“Choose Your Own Adventure” games seem to have dropped off the face of the Earth.
Enter Supermassive Games (“Until Dawn”), who have pioneered a sub-genre of terrifying stories that revolve around player choice. Their surprise hit, “Until Dawn,” grabbed players with the promise that every choice meant something. If a character died, that was it. No “Game Over,” restart or second chance, just a funeral to attend.
This spirit lives on in the heart of Supermassive’s newest horror anthology series “The Dark Pictures.” A collection of short horror stories that ask players to make choices for a succession of halfwit horror clichés and hope they survive to the end. With a new story being released every six months, at a reduced price compared to most games. The first of these stories is “Man of Medan,” based around the myth of the ghost ship, the Ourang Medan.
The story opens with four college students, Brad, Julie, Alex and Conrad, spending their summer vacation searching through old World War II wrecks with the help of their hired help, a French woman named Fliss. Things quickly go awry when pirates show up and take them hostage, once that happens it is up to the player to decide how things go. Being brave at the wrong time might get someone stabbed, be too cowardly and players might run out of time to save themselves.
It is this tension that lies at the heart of “Man of Medan,” running down the broken corridors of the ship knowing that one wrong move could get your skull smashed in with a spanner is not something films can easily recreate.

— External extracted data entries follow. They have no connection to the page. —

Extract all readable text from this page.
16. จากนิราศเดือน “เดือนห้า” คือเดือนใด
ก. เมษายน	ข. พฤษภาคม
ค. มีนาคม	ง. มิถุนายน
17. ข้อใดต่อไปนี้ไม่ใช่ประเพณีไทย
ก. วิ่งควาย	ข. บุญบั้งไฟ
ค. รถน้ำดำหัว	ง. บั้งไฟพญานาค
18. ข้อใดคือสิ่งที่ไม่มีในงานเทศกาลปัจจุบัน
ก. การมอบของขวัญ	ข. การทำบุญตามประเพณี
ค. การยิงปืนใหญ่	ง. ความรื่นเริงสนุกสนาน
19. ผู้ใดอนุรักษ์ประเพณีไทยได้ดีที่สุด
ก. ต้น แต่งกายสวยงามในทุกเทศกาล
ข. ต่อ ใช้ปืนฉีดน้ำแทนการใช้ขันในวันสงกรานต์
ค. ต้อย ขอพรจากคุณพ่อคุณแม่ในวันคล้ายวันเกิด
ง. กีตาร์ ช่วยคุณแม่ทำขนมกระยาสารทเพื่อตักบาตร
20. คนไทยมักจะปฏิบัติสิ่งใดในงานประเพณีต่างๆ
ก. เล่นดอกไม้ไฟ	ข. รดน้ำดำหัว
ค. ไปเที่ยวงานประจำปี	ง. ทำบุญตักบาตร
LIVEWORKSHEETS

This anxiety might be the only thing that can keep players engaged, as the writing and delivery can be disjointed. Which is a likely compromise that comes with all of the alternate pathways the story can take.

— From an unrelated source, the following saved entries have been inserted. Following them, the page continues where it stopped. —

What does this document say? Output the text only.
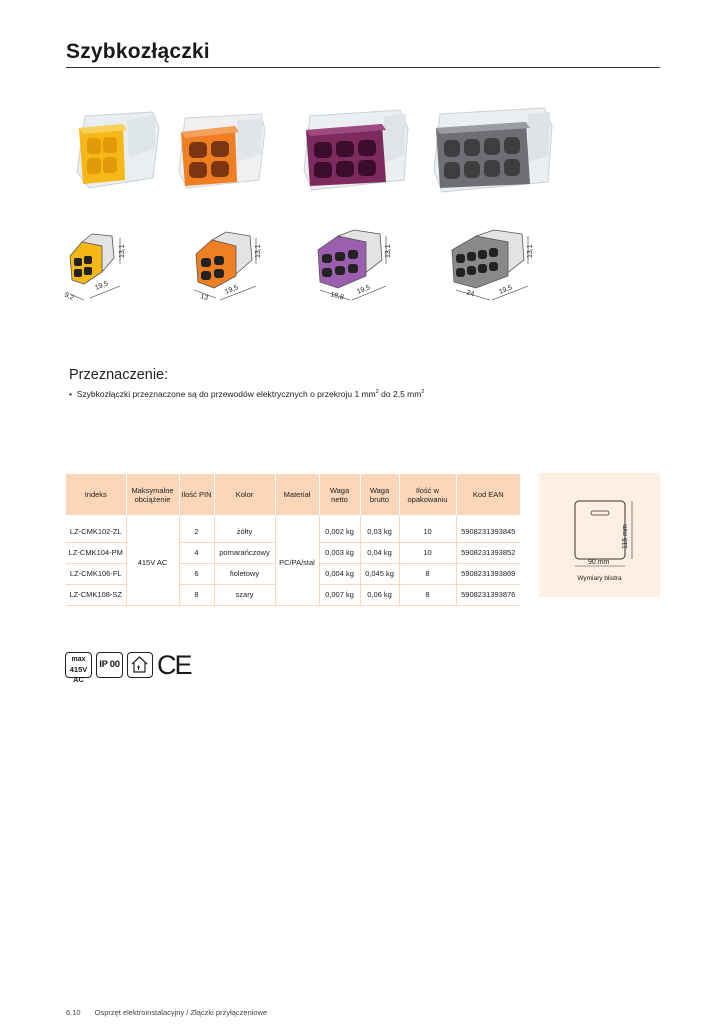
Szybkozłączki
13,1
19,5
9,2
13,1
19,5
13
13,1
19,5
18,8
13,1
19,5
24
Przeznaczenie:
•  Szybkozłączki przeznaczone są do przewodów elektrycznych o przekroju 1 $mm^2$ do 2,5 $mm^2$
Indeks	Maksymalne obciążenie	Ilość PIN	Kolor	Materiał	Waga netto	Waga brutto	Ilość w opakowaniu	Kod EAN
LZ-CMK102-ZL	415V AC	2	żółty	PC/PA/stal	0,002 kg	0,03 kg	10	5908231393845
LZ-CMK104-PM		4	pomarańczowy		0,003 kg	0,04 kg	10	5908231393852
LZ-CMK106-FL		6	fioletowy		0,004 kg	0,045 kg	8	5908231393869
LZ-CMK108-SZ		8	szary		0,007 kg	0,06 kg	8	5908231393876
90 mm
115 mm
Wymiary blistra
max
415V AC
IP 00 CE
6.10 Osprzęt elektroinstalacyjny / Złączki przyłączeniowe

In fact, the overall story tends to lead off to a fairly anticlimactic ending, with the mystery of the ship being hidden in collectable notes and documents. Sometimes finding a clue can change the course of the plot but for all of the games pulse pounding moments, it is fairly easy to get your charges out alive.

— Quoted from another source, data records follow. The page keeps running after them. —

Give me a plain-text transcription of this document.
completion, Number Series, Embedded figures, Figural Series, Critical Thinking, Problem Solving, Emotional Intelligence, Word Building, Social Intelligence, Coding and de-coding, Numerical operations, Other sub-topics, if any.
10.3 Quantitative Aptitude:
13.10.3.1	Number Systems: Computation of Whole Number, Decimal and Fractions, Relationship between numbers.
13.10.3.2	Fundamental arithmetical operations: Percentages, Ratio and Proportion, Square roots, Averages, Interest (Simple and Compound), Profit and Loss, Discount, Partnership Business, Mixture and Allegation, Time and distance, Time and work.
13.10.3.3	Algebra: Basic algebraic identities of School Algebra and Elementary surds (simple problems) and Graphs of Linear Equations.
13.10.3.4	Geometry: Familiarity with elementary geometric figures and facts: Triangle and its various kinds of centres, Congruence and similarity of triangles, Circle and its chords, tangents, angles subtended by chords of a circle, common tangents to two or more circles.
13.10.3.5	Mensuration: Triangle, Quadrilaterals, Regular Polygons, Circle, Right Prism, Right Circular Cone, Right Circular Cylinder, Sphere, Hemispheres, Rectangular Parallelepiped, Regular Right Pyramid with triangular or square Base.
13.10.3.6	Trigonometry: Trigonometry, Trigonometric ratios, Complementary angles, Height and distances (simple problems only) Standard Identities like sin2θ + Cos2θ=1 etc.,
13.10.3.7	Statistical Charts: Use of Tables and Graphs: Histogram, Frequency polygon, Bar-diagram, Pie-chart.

The most prized clues are the photos, which provide players with a premonition of the future. This could be anything from showing someone escaping the pirates to watching a favorite character fall to his/her death.
Graphically speaking everything is great, with the ships eerie design and some of the inventive ways characters can meet their ultimate fate. Sadly, the unwieldly set of static cameras and polio-inspired movement system makes it hard to appreciate.
To improve upon the “Until Dawn” formula, new multiplayer modes have been added. The movie night mode asks you and four friends to split up the cast, which thankfully can be played without needing extra copies of the game. It is good fun and certainly brightens up an otherwise lazy Saturday night.
However, it might quickly turn into a series of “find the plot hole.” As many of the game’s dialogue options become disjointed and nonsensical as time goes on. In order to keep up with the millions of ways the plot can go, it is normal to see characters appear out of nowhere or magically transport across the room or simply talk about something wildly unrelated.
In the end the only thing that keeps “Man of Medan” a worthy purchase is its novelty. As well as living up to the promise of making your choices matter. Hopefully the team at Supermassive can improve upon things for its next entry into the anthology “Little Hope.”